Dort waren alle Daten. Ich musste das nicht mehr tun. Und so kehrte ich auch mit Telefonen für das dritte Jahr auf die Website zurück. Bei dieser Gelegenheit habe ich nichts für mich gekauft, oder nun, ich habe es nicht mit dieser Absicht getan. Ich habe, um es zu verschenken, eine Ausgabe von Aire de Tango von Manuel Mejía Vallejo mitgenommen. Darin befand sich eine unleserliche Signatur, gefolgt von einigen Informationen über jemanden: „Calle 100 # 19 - 45. Apt. 501″ und ein Datum: Oktober 1974. Ich habe diese Kopie zu der Zeit jemandem gegeben, der sehr wichtig war. Heute befindet sich diese Kopie in meiner Bibliothek, und diese Person wacht jeden Tag an meiner Seite auf.

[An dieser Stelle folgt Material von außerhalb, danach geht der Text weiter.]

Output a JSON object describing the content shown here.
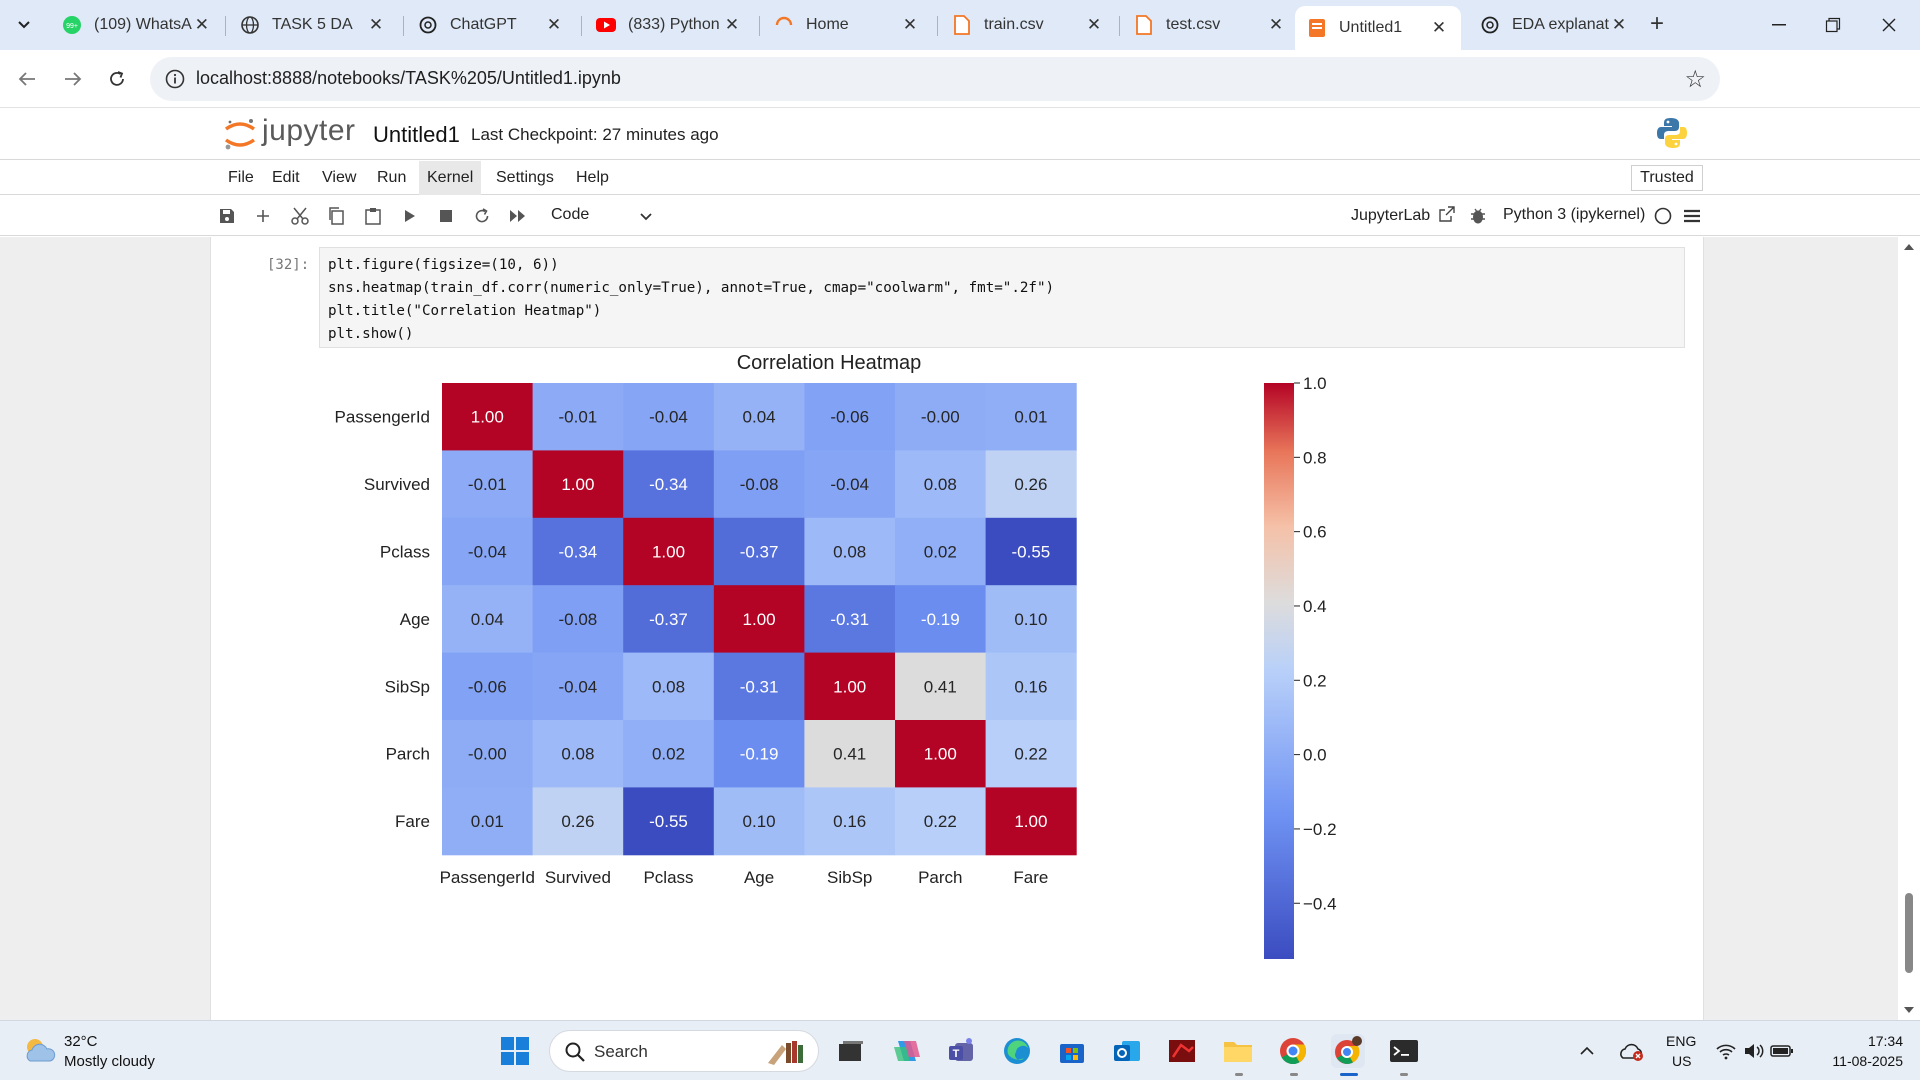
{
  "browser": {
    "tabs": [
      {
        "title": "(109) WhatsA",
        "icon": "whatsapp-icon"
      },
      {
        "title": "TASK 5 DA",
        "icon": "globe-icon"
      },
      {
        "title": "ChatGPT",
        "icon": "chatgpt-icon"
      },
      {
        "title": "(833) Python",
        "icon": "youtube-icon"
      },
      {
        "title": "Home",
        "icon": "jupyter-loading-icon"
      },
      {
        "title": "train.csv",
        "icon": "file-icon"
      },
      {
        "title": "test.csv",
        "icon": "file-icon"
      },
      {
        "title": "Untitled1",
        "icon": "notebook-icon",
        "active": true
      },
      {
        "title": "EDA explanat",
        "icon": "chatgpt-icon"
      }
    ],
    "whatsapp_badge": "99+",
    "url": "localhost:8888/notebooks/TASK%205/Untitled1.ipynb"
  },
  "jupyter": {
    "logo_text": "jupyter",
    "notebook_name": "Untitled1",
    "checkpoint": "Last Checkpoint: 27 minutes ago",
    "menu": [
      "File",
      "Edit",
      "View",
      "Run",
      "Kernel",
      "Settings",
      "Help"
    ],
    "active_menu": "Kernel",
    "trusted": "Trusted",
    "cell_type": "Code",
    "jupyterlab_link": "JupyterLab",
    "kernel": "Python 3 (ipykernel)"
  },
  "cell": {
    "prompt": "[32]:",
    "code_lines": [
      "plt.figure(figsize=(10, 6))",
      "sns.heatmap(train_df.corr(numeric_only=True), annot=True, cmap=\"coolwarm\", fmt=\".2f\")",
      "plt.title(\"Correlation Heatmap\")",
      "plt.show()"
    ]
  },
  "chart_data": {
    "type": "heatmap",
    "title": "Correlation Heatmap",
    "x_labels": [
      "PassengerId",
      "Survived",
      "Pclass",
      "Age",
      "SibSp",
      "Parch",
      "Fare"
    ],
    "y_labels": [
      "PassengerId",
      "Survived",
      "Pclass",
      "Age",
      "SibSp",
      "Parch",
      "Fare"
    ],
    "matrix": [
      [
        1.0,
        -0.01,
        -0.04,
        0.04,
        -0.06,
        -0.0,
        0.01
      ],
      [
        -0.01,
        1.0,
        -0.34,
        -0.08,
        -0.04,
        0.08,
        0.26
      ],
      [
        -0.04,
        -0.34,
        1.0,
        -0.37,
        0.08,
        0.02,
        -0.55
      ],
      [
        0.04,
        -0.08,
        -0.37,
        1.0,
        -0.31,
        -0.19,
        0.1
      ],
      [
        -0.06,
        -0.04,
        0.08,
        -0.31,
        1.0,
        0.41,
        0.16
      ],
      [
        -0.0,
        0.08,
        0.02,
        -0.19,
        0.41,
        1.0,
        0.22
      ],
      [
        0.01,
        0.26,
        -0.55,
        0.1,
        0.16,
        0.22,
        1.0
      ]
    ],
    "colormap": "coolwarm",
    "colorbar_range": [
      -0.55,
      1.0
    ],
    "colorbar_ticks": [
      1.0,
      0.8,
      0.6,
      0.4,
      0.2,
      0.0,
      -0.2,
      -0.4
    ],
    "colorbar_tick_labels": [
      "1.0",
      "0.8",
      "0.6",
      "0.4",
      "0.2",
      "0.0",
      "−0.2",
      "−0.4"
    ],
    "annotation_format": ".2f",
    "annotation_labels": [
      [
        "1.00",
        "-0.01",
        "-0.04",
        "0.04",
        "-0.06",
        "-0.00",
        "0.01"
      ],
      [
        "-0.01",
        "1.00",
        "-0.34",
        "-0.08",
        "-0.04",
        "0.08",
        "0.26"
      ],
      [
        "-0.04",
        "-0.34",
        "1.00",
        "-0.37",
        "0.08",
        "0.02",
        "-0.55"
      ],
      [
        "0.04",
        "-0.08",
        "-0.37",
        "1.00",
        "-0.31",
        "-0.19",
        "0.10"
      ],
      [
        "-0.06",
        "-0.04",
        "0.08",
        "-0.31",
        "1.00",
        "0.41",
        "0.16"
      ],
      [
        "-0.00",
        "0.08",
        "0.02",
        "-0.19",
        "0.41",
        "1.00",
        "0.22"
      ],
      [
        "0.01",
        "0.26",
        "-0.55",
        "0.10",
        "0.16",
        "0.22",
        "1.00"
      ]
    ]
  },
  "taskbar": {
    "weather_temp": "32°C",
    "weather_desc": "Mostly cloudy",
    "search_label": "Search",
    "lang1": "ENG",
    "lang2": "US",
    "time": "17:34",
    "date": "11-08-2025"
  }
}
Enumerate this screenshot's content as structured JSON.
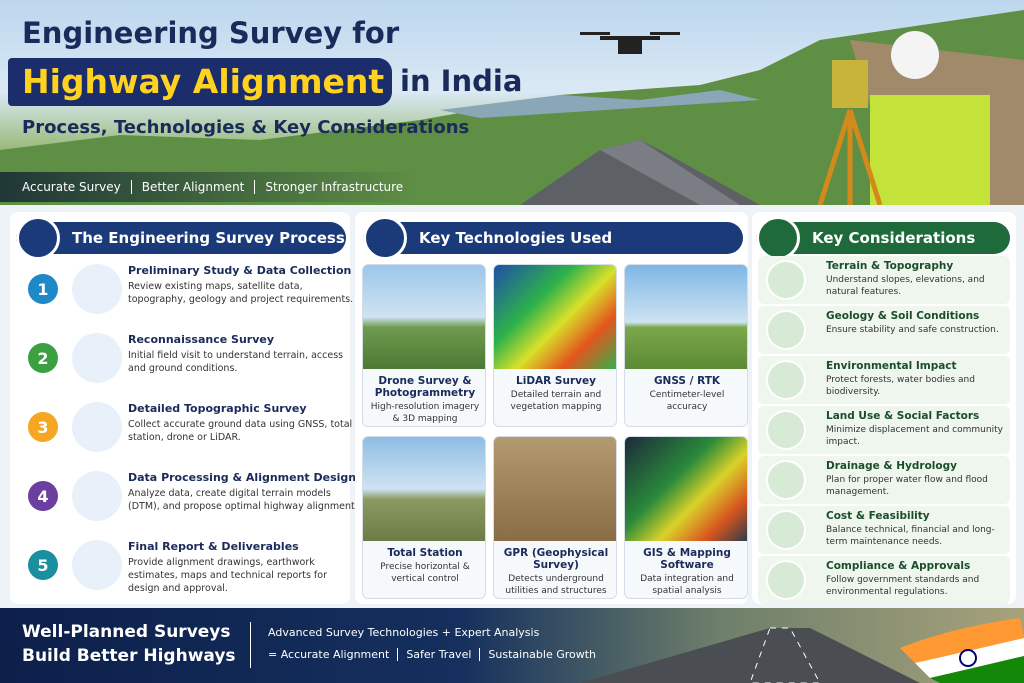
{
  "header": {
    "title_line1": "Engineering Survey for",
    "title_highlight": "Highway Alignment",
    "title_rest": "in India",
    "subtitle": "Process, Technologies & Key Considerations",
    "tags": [
      "Accurate Survey",
      "Better Alignment",
      "Stronger Infrastructure"
    ]
  },
  "process": {
    "title": "The Engineering Survey Process",
    "steps": [
      {
        "number": "1",
        "title": "Preliminary Study & Data Collection",
        "text": "Review existing maps, satellite data, topography, geology and project requirements."
      },
      {
        "number": "2",
        "title": "Reconnaissance Survey",
        "text": "Initial field visit to understand terrain, access and ground conditions."
      },
      {
        "number": "3",
        "title": "Detailed Topographic Survey",
        "text": "Collect accurate ground data using GNSS, total station, drone or LiDAR."
      },
      {
        "number": "4",
        "title": "Data Processing & Alignment Design",
        "text": "Analyze data, create digital terrain models (DTM), and propose optimal highway alignment."
      },
      {
        "number": "5",
        "title": "Final Report & Deliverables",
        "text": "Provide alignment drawings, earthwork estimates, maps and technical reports for design and approval."
      }
    ]
  },
  "technologies": {
    "title": "Key Technologies Used",
    "items": [
      {
        "title": "Drone Survey & Photogrammetry",
        "text": "High-resolution imagery & 3D mapping"
      },
      {
        "title": "LiDAR Survey",
        "text": "Detailed terrain and vegetation mapping"
      },
      {
        "title": "GNSS / RTK",
        "text": "Centimeter-level accuracy"
      },
      {
        "title": "Total Station",
        "text": "Precise horizontal & vertical control"
      },
      {
        "title": "GPR (Geophysical Survey)",
        "text": "Detects underground utilities and structures"
      },
      {
        "title": "GIS & Mapping Software",
        "text": "Data integration and spatial analysis"
      }
    ]
  },
  "considerations": {
    "title": "Key Considerations",
    "items": [
      {
        "title": "Terrain & Topography",
        "text": "Understand slopes, elevations, and natural features."
      },
      {
        "title": "Geology & Soil Conditions",
        "text": "Ensure stability and safe construction."
      },
      {
        "title": "Environmental Impact",
        "text": "Protect forests, water bodies and biodiversity."
      },
      {
        "title": "Land Use & Social Factors",
        "text": "Minimize displacement and community impact."
      },
      {
        "title": "Drainage & Hydrology",
        "text": "Plan for proper water flow and flood management."
      },
      {
        "title": "Cost & Feasibility",
        "text": "Balance technical, financial and long-term maintenance needs."
      },
      {
        "title": "Compliance & Approvals",
        "text": "Follow government standards and environmental regulations."
      }
    ]
  },
  "footer": {
    "slogan_line1": "Well-Planned Surveys",
    "slogan_line2": "Build Better Highways",
    "line1": "Advanced Survey Technologies + Expert Analysis",
    "results": [
      "= Accurate Alignment",
      "Safer Travel",
      "Sustainable Growth"
    ]
  }
}
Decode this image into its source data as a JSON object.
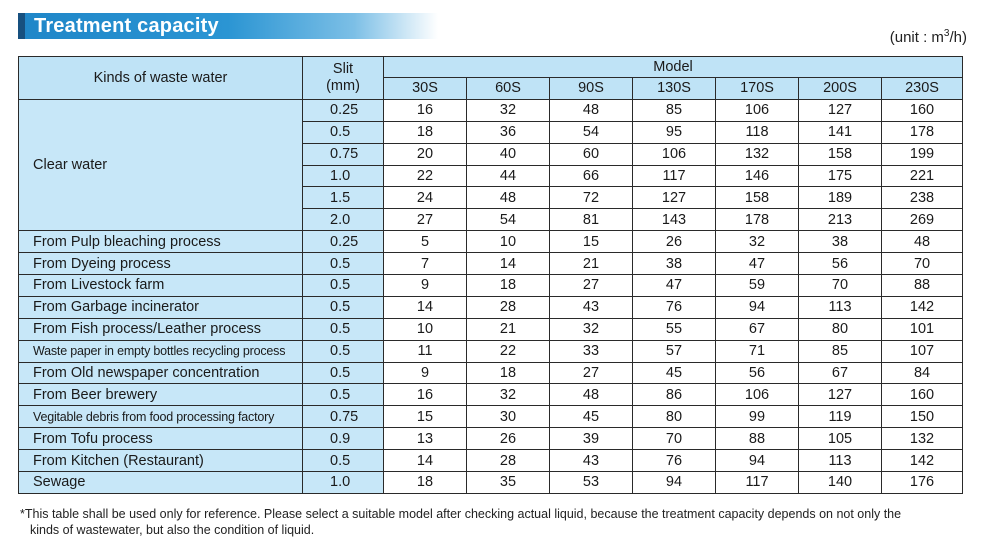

Es ist beeindruckend, die Wege zu bemerken, denen die Bücher folgen, bevor sie uns erreichen, die Hände, die sie durchqueren, und die Orte, die sie einnehmen. Ich schulde dieser kleinen Buchhandlung in Villa de Leyva viel, obwohl ich sie einmal im Jahr besuche und mich immer noch nicht an den Namen des Buchhändlers erinnere. Ich danke ihm für jeden Moment, den er mir gegeben hat, denn mit jedem Besuch ändert sich etwas in meinem Leben, etwas nimmt mich, etwas, das ich erhalte. Es ist nicht nur eine Buchhandlung, keine ist es wirklich, es sind Wurmlöcher, die uns von einem Ort zum anderen führen, eingewickelt in vergilbte Seiten und den Geruch von altem. Sie sind wie eine Höhle unendlicher Momente. Ja, genau das sind sie.